Academy Awards nominee: Julie & Julia
Nominated for: best actress, Meryl Streep
Julia Child, the world's first celebrity chef, was the woman who taught Americans there was more to French cuisine than French fries thanks to her legendary recipe book Mastering the Art of French Cooking and numerous television series.
In Nora Ephron's Julie & Julia Meryl Streep plays the 6ft 2in cook, doing an uncanny impersonation of her distinctive, warbly voice and enthusiastic presenting style. Meanwhile Amy Adams plays Julie Powell, a New York blogger who documented her year-long attempt to cook each of the 524 recipes in Mastering the Art of French Cookery in 2002.
WHAT THE CRITICS SAID:Angie Errigo, Empire: "Streep is to die for, so funny, so touching, so brilliant - from her uncanny mimicry of Child's fluting, whooping voice to the subtle but heart-piercing way she suggests Julia's pain at being childless. The most pleasant surprise is Nora Ephron's direction, free of her cutesier signature touches and the running battles of the sexes. Not that there aren't girlie bits." (Verdict: four stars out of five)
Katha Politt, the Guardian: "What I loved most of all, though, was that Julie & Julia is that very rare thing, a movie centred on adult women, and that even rarer thing, a movie about women's struggle to express their gifts through work. Not a boyfriend, a fabulous wedding, a baby, a gay best friend, a better marriage, escape from a serial killer, the perfect work-family balance, another baby. Real life is full of women for whom work is at the centre, who crave creative challenge, who are miserable until they find a way to make a mark on the world."
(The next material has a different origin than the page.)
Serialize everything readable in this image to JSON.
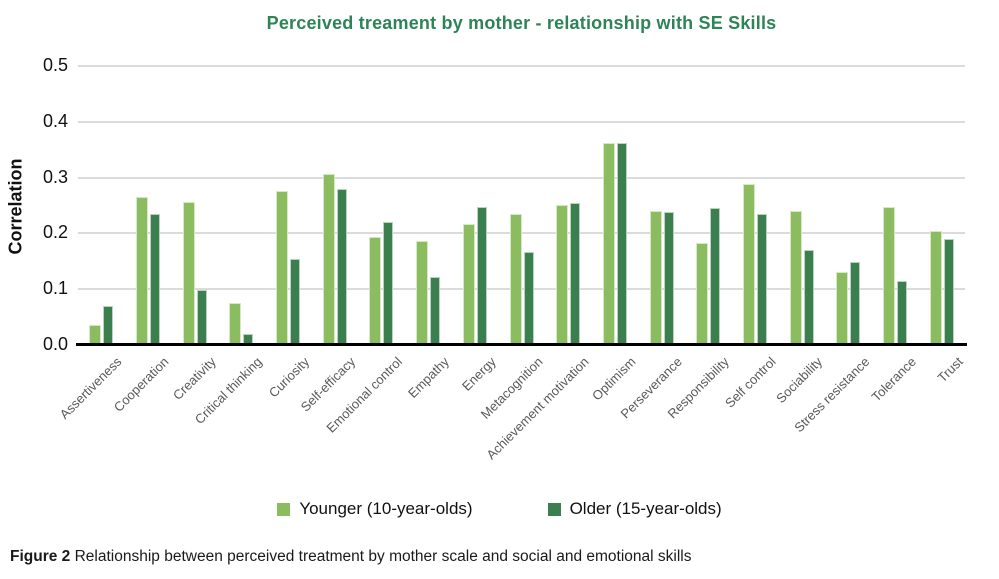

AO Scott, the New York Times: "The unevenness of Julie & Julia is nobody's fault, really. It arises from an inherent flaw in the film's premise. Julie is an insecure, enterprising young woman who found a gimmick and scored a book contract. Julia is a figure of such imposing cultural stature that her pots and pans are displayed at the Smithsonian. The fact that Ms Ephron, like Julie herself, is well aware of this gap does not prevent the film from falling into it."